Even as Riverside County officials bemoan the recent downward spike for repairing roads in revenue, they’re digging in and getting ready to fight for a $1.7 billion, sprawl-inducing, LOS-based road expansion project after a lawsuit was filed to stop it last week. It is but one part of a long list of other expansions that the folks in Riverside are currently working on that will add hundreds of lane-miles to a heavily car-centric transportation system that is already just two steps above failing.

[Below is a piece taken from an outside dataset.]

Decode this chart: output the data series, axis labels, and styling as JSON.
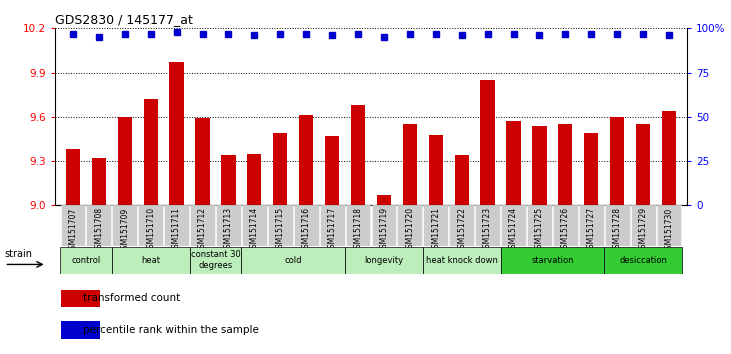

In an ironic twist or perhaps an apology in advance for its impacts, the project has been dubbed the “Mid County Parkway”. Current plans call for it to head east from I-215 through the City of Perris and terminate in San Jacinto, 16 miles away. Along its course, it would route a projected 80,000 or more vehicles a day to within a stones throw of several sensitive receptor sites, including some elementary schools and parks. In addition to being more than double the current counts, a significant portion of that number would likely be some of the 14,000 or more trucks a day accessing warehousing sites like the World Logistics Center that are currently proposed or under construction in the area. The construction of the freeway would also disrupt [PDF] a couple planned healthy transportation corridors [PDF] without providing any acceptable mitigation.
With the certified Final Environmental Impact Report in hand as of their April board meeting [PDF] and barring any action by the courts, the Riverside County Transportation Commission is hoping to soon begin design work and the acquisition of any properties in the way of injecting a six-lane freeway through the heart of some of the poorest neighborhoods in Riverside County. In an all-too-familiar narrative, this planned freeway has been curtailed. Earlier plans [PDF] called for it to also extend 16 miles westward to connect with I-15 near Corona, but those appear to be shelved for at least the near term after opposition from residents [PDF] of the more affluent communities along that route.
Meanwhile, despite high demand by Riverside County residents in the area for more transit options, decade-old plans to extend the Metrolink [PDF] Perris Valley Line (and potentially other rail transit services) to the very same San Jacinto along an existing rail continue to languish. Not only would that project achieve the same goal at a vastly lower cost than building the MCP, it would also help contain growth in the area that is threatening farmlands and open space. As Caltrans seeks to realign toward being more multimodal and develop an inclusive transportation network, their biggest hurdle may not come from within, but from other agencies proposing projects like this.